The French government did not discuss the possibility of declaring a state of emergency to prevent future riots of “Yellow Vest” protests across the country, an Elysee Palace spokesperson said on Sunday.
Macron held talks with several ministers after angry demonstrations a day earlier turned into the worst unrest in the capital, Paris, since 1968. The Interior Minister Christophe Castaner has been asked to prepare security forces for future protests, and Prime Minister Edouard Philippe to hold talks with political party leaders and protest representatives.
Officials said that 133 people were injured, including 23 police officers, and 412 people were arrested in the third weekend of clashes in the capital.
Authorities believe the Yellow Vest movement, which began by campaigning against an increase in fuel tax, was infiltrated by masked, black-clad anarchists and far-right groups, who went on a rampage through the streets of Paris turning angry protests violent.
Hundreds of protesters ran amok, torching cars and buildings, looting shops, and fighting officers. Several streets and metro stations were shut and major avenues, including the Champs-Elysees and the Tuileries garden, were littered with piles of debris and burned cars.
At the famed Arc de Triomphe, authorities deployed tear gas and water cannons to fight back the protesters when they tried to break through police barriers.
The violence in Paris contrasted sharply with protests elsewhere in France on Saturday that were mostly peaceful.
Upon his return from the G20 summit in Argentina on Sunday, Macron visited central Paris to witness for himself the damage caused by Saturday’s riot.
The Yellow Vest erupted out of nowhere on 17 November and spread quickly via social media, with protesters blocking roads across France and impeding access to shopping malls, factories, and some fuel depots.
Initially a campaign against the rising fuel tax, the movement has since morphed into a broad opposition to Macron’s government, elected in May 2017.
The 40-year-old pro-business centrist now faces a dilemma of how to respond, not least because they are a grassroots movement with no formal leader and a wide range of demands.

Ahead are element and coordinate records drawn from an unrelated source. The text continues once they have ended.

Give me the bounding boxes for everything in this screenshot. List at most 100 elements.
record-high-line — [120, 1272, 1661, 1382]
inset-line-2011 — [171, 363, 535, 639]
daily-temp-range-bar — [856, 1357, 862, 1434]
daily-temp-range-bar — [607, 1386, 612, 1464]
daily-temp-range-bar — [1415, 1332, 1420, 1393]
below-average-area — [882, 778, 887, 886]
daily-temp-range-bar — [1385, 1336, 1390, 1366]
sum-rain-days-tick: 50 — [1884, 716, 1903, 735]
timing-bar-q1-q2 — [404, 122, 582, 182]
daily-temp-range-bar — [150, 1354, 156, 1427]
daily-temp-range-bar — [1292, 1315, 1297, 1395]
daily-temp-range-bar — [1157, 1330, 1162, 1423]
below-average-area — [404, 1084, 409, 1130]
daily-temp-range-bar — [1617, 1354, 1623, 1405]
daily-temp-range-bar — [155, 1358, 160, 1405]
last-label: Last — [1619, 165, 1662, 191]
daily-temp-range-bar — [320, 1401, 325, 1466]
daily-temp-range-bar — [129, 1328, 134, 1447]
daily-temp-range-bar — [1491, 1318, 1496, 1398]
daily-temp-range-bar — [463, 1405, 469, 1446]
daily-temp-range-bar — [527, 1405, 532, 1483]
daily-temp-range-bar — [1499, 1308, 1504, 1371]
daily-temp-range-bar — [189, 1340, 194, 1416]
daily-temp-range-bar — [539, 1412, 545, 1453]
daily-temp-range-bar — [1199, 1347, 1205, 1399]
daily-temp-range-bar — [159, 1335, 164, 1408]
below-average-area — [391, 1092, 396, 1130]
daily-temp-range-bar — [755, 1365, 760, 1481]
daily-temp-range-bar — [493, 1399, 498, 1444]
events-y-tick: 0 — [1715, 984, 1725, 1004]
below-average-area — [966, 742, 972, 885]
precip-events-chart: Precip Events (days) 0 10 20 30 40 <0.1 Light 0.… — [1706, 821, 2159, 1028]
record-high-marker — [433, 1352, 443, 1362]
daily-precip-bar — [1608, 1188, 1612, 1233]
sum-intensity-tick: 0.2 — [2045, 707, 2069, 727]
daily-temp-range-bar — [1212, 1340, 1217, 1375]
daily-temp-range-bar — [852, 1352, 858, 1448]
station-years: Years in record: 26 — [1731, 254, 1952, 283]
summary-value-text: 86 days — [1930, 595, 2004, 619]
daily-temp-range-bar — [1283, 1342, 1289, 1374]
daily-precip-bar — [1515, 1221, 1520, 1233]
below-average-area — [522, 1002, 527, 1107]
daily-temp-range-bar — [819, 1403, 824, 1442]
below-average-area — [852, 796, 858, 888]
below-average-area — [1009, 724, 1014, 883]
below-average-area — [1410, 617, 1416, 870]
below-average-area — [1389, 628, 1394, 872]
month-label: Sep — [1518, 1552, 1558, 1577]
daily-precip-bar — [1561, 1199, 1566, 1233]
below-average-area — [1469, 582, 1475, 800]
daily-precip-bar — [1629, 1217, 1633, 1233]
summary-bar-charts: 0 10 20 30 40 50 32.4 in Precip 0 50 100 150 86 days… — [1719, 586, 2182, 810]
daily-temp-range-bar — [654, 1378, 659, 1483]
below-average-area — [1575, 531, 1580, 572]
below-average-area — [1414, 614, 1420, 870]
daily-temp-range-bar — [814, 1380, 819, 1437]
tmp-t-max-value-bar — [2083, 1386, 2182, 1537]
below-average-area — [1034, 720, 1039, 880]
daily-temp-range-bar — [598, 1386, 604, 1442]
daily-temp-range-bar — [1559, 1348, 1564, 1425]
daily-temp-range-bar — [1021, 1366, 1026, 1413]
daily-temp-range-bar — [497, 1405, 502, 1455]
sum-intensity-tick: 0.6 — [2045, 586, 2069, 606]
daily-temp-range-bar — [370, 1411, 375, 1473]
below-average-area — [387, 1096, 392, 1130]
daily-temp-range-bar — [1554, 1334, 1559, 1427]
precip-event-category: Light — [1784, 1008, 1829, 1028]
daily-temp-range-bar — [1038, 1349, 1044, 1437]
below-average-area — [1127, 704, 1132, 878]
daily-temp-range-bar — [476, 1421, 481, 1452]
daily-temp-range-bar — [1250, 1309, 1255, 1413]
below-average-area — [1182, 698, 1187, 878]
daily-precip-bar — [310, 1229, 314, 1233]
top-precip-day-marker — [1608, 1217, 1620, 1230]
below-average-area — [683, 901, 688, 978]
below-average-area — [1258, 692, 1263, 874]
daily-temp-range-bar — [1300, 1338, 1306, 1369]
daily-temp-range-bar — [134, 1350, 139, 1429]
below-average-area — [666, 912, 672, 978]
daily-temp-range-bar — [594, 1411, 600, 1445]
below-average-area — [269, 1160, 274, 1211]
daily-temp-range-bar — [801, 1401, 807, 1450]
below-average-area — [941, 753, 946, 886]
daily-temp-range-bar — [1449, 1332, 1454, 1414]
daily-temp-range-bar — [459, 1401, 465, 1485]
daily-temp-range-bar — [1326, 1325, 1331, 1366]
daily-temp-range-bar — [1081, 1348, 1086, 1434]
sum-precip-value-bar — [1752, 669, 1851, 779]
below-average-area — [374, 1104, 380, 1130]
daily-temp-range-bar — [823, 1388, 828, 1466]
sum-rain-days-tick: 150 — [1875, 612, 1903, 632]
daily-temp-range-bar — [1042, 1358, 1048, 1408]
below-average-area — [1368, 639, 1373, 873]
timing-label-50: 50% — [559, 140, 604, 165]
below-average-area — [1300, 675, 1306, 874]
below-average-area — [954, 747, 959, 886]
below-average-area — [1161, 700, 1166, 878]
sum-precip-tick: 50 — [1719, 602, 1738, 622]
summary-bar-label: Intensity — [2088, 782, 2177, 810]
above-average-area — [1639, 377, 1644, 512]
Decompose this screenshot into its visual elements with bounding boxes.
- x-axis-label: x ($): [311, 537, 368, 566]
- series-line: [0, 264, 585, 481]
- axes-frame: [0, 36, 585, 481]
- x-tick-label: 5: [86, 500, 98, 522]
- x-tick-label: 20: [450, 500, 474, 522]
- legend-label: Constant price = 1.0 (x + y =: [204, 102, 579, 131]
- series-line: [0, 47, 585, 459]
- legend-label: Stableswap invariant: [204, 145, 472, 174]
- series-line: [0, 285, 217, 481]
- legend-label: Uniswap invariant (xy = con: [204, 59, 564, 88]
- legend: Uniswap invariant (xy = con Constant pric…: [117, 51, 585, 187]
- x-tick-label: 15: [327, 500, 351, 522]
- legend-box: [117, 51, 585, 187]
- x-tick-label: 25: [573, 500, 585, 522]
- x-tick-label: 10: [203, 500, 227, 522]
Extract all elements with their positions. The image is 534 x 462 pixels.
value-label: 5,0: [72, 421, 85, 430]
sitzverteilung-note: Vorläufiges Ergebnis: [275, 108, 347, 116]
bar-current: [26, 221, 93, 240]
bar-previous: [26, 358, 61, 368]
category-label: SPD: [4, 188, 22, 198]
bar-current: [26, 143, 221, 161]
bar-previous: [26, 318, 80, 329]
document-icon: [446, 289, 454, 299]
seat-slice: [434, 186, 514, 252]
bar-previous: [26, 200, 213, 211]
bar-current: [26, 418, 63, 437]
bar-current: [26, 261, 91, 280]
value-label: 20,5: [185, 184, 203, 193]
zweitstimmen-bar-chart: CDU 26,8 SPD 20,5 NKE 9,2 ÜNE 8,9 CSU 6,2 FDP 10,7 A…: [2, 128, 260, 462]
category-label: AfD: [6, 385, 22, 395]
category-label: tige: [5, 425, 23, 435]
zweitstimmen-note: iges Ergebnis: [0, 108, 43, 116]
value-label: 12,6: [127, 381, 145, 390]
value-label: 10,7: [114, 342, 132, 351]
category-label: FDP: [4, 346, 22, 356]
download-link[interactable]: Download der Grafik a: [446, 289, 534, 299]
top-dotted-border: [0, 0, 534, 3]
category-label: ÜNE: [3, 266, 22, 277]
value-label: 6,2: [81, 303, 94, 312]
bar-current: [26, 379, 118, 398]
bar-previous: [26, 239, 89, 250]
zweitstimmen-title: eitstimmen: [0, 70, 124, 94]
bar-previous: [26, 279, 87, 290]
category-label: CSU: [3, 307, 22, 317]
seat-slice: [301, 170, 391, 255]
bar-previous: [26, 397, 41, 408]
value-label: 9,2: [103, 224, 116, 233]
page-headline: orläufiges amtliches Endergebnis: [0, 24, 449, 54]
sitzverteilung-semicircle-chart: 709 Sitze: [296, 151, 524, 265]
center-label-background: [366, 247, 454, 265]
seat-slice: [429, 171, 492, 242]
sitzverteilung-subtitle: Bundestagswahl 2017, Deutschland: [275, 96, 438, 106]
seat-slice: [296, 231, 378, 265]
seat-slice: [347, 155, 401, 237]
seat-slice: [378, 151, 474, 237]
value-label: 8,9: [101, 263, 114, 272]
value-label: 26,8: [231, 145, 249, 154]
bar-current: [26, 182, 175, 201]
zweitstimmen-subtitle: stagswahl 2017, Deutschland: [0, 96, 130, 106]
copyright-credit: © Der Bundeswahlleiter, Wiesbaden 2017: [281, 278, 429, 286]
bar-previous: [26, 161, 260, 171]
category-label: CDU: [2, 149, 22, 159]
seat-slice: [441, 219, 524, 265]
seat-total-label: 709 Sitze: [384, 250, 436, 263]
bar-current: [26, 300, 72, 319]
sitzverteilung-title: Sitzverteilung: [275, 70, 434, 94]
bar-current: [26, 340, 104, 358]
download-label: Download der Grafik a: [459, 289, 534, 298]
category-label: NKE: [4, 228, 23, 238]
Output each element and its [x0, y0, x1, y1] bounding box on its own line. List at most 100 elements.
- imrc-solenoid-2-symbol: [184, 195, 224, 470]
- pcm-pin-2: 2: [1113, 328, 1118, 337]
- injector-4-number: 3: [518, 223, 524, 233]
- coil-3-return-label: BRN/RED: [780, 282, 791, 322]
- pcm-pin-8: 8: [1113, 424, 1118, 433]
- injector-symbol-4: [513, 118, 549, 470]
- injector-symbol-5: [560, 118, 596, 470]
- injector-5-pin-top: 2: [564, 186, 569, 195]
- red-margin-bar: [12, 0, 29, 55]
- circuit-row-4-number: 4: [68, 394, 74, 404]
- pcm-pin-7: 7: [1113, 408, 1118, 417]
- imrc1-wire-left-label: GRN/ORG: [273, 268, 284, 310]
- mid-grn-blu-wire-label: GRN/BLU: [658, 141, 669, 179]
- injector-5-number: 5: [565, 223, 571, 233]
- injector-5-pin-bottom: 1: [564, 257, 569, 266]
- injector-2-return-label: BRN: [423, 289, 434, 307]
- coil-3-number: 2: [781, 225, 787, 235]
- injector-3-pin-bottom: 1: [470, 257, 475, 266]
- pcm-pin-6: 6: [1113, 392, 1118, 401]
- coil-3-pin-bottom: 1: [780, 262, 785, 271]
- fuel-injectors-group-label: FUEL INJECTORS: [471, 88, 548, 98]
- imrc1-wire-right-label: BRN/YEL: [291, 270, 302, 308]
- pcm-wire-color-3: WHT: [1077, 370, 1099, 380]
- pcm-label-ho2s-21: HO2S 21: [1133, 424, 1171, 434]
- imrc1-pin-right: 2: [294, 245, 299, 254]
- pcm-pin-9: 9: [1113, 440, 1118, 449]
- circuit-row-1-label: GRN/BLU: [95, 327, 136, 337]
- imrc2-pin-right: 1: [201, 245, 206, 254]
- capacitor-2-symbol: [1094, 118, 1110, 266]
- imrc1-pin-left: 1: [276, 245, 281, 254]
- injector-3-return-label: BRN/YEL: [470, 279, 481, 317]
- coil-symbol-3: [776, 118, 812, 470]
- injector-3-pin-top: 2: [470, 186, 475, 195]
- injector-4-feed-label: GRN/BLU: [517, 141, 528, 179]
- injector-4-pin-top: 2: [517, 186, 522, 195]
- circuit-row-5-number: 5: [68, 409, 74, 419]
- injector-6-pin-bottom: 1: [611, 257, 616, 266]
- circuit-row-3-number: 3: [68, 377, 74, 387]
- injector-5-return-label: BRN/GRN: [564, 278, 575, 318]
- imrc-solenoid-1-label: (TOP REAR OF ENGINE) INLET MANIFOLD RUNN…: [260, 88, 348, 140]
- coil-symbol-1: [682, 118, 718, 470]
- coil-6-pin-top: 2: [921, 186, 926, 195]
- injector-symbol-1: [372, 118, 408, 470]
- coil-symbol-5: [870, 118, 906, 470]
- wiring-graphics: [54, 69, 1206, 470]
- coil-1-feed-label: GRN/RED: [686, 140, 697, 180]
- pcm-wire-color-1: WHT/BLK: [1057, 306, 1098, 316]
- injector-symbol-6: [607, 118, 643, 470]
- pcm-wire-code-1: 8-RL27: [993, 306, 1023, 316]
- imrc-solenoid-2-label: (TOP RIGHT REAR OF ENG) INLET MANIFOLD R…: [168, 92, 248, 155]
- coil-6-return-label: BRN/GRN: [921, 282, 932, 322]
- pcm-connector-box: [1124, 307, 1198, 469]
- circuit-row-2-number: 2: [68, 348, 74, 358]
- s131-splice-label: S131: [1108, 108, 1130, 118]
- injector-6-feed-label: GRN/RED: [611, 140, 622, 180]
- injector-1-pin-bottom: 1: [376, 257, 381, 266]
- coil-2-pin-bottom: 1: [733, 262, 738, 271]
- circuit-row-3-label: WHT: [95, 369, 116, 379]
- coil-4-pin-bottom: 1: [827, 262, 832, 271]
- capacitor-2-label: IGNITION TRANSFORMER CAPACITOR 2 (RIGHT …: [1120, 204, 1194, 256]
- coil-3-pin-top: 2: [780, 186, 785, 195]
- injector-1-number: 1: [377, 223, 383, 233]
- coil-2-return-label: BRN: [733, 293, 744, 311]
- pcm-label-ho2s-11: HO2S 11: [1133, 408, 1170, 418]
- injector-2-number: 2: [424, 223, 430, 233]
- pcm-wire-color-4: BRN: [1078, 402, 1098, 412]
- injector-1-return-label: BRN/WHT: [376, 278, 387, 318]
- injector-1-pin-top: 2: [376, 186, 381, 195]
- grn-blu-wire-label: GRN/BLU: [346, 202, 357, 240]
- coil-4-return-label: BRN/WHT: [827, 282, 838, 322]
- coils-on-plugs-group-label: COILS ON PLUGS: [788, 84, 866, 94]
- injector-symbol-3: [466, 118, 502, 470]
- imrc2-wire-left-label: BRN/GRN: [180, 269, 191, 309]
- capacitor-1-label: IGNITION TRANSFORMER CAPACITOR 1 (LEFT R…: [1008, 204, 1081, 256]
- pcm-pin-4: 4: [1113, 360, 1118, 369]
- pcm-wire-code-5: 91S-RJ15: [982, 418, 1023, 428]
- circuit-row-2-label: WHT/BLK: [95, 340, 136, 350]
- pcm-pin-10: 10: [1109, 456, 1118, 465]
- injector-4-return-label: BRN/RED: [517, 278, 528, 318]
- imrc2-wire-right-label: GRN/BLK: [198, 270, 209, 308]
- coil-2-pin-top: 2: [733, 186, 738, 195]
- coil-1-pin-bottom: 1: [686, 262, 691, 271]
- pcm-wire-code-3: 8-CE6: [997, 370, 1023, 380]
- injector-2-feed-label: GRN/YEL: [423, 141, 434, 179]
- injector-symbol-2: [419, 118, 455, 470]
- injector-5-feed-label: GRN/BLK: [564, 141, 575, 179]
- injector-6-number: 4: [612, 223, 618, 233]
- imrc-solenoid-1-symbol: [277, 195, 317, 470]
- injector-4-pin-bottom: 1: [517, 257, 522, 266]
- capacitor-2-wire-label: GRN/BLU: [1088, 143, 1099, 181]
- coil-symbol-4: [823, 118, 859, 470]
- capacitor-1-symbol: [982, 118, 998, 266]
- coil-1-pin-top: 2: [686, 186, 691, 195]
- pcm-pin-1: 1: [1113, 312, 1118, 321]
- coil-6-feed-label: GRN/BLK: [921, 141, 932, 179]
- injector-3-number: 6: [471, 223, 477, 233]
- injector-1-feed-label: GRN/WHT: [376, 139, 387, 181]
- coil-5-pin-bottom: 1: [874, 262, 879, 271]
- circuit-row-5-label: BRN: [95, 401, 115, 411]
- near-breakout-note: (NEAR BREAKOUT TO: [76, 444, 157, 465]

Macron has so far refused to roll back taxes on fuel, which he says are needed to fund the country’s transition to a low-emission economy.
He insists the tax cuts he has delivered for businesses and high-earners are necessary to lower the country’s chronic high unemployment.
On Sunday, a motorist died after colliding with traffic which had built up due to a Yellow Vest protest in Arles, in southern France, a local prosecutor said.
“A van collided into a heavy truck at full force before being hit by another vehicle,” Tarascon prosecutor Patrick Desjardins told the French news agency AFP, adding that the accident was “directly related” to a roadblock by protesters which caused a 10 km traffic jam.
A motorway pay booth was set on fire by arsonists near the southern city of Narbonne on Sunday, a judicial source told AFP.
Elsewhere, the main north-south motorway in eastern France, the A6, was blocked by protesters near the city of Lyon, its operator said.